Even those contemporaries who scorned his work and cheered his passing were in awe of his image, and the Petrine legend emerged in lively form within twenty years of the Emperor's death…. Violent and ruthless though he might have been, he at least had an obvious pride in his state, a willingness to work harder than the meanest of his laborers, an honesty unmatched by any bureaucrat, a character unimpressed by pomp, and a martial aura shared by none of his early successors.

 

They used this legend to keep in place the powers he had accrued to the throne. He provided the practical lessons behind the theories of "enlightened despotism" which served to replace divine sanction as the rationale of absolutism. 

 

Note Olivas’s efforts to compare Peter’s regime with similar patterns in “real” European countries (all).
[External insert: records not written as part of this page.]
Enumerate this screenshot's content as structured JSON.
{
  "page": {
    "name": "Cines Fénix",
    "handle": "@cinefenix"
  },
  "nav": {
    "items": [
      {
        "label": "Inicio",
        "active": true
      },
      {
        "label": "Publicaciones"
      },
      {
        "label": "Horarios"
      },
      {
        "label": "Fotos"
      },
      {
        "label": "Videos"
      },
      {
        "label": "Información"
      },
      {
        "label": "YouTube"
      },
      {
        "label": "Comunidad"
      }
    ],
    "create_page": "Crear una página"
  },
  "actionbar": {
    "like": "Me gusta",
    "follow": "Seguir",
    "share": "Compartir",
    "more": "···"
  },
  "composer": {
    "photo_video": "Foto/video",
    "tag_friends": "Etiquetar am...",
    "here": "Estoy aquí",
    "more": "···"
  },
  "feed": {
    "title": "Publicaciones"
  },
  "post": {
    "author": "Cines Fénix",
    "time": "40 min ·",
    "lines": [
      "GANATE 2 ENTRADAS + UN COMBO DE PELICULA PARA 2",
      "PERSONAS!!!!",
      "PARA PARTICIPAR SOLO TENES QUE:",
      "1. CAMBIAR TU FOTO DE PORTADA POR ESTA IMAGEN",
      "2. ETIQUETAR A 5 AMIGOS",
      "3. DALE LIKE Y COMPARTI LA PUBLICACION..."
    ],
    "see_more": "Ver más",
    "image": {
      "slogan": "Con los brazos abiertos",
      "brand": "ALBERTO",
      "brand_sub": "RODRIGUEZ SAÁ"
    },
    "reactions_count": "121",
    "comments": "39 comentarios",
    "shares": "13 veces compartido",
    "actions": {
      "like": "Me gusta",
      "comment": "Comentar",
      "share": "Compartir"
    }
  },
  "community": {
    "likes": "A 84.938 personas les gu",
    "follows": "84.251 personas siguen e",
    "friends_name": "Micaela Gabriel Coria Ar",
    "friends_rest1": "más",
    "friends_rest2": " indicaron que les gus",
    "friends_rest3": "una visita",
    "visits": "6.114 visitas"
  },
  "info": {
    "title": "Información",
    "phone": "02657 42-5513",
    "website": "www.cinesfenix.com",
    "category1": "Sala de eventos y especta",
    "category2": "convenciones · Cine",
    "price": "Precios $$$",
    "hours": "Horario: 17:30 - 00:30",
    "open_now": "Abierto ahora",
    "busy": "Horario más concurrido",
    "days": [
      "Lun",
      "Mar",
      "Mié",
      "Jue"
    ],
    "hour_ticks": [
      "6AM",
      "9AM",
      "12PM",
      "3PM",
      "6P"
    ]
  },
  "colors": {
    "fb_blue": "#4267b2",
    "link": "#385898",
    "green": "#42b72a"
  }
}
The quest to attain mastery of the nobility and achieve sovereignty within the borders of the country enabled the monarch to gather the military resources to finance Great Power politics (ie wage war). Despite its image as backward, Russia modeled for Western monarchies ways of using secular methods to force their countries to modernize.

 

Delve carefully into Oliva’s concept of the Great Power syndrome (172-174).

Great power status was one of the forces at work to preserve the Petrine reforms. Despite Peter’s oppression of both the nobility and the serfs, great power status provided stability. Peter had reconquered the Russian lands lost to the West during the Time of Troubles and intimidated neighbor states into respecting Russian power.  Whatever strategies enabled a state to achieve Great Power status should be preserved. The Benefits?

 

Modernization:

1.       Economic growth

2.       Secularization (emphasis on science and maximizing individual gifts)

3.       Sovereignty through bureaucratic efficiency and strength

4.       Expansion (imperial conquest and colonization)

5.       Nation state patriotism replaces loyalty to the King (dynastic states)

6.       The ability to make war

 

Follow Oliva’s explanation of the utility and vicissitudes of autocracy as a governing principle (174-176). The limitations of autocracy: factions of nobles must be mollified through patronage and increased powers over the serfs (who periodically engage in anarchic rebellions during periods of famine) Sections of the bureaucracy compete for the favor of the tsar. Succession issues.

 

The problems of a military secular state: nation-states were displacing dynastic agglomerations, bureaucracies were implementing the monarch's will in wider and more penetrating ways, industrial growth and international commerce were beginning to play havoc with guild forms and native handicrafts, colonial empires were being carved out by states with the means and the will, and secular learning and secular interests were threatening religious institutions and religious spirit. And, underlying all of these, the wars of the new monarchs were more general in extent and more crucial in their consequences to society than ever before.

 

Assess Oliva’s explanation for Russia’s success under Peter and under the influence of Peter’s legend (176).

 

Those kingdoms that made the most intensive war for the longest time with some degree of success in this age laid many of the foundations of the modern world.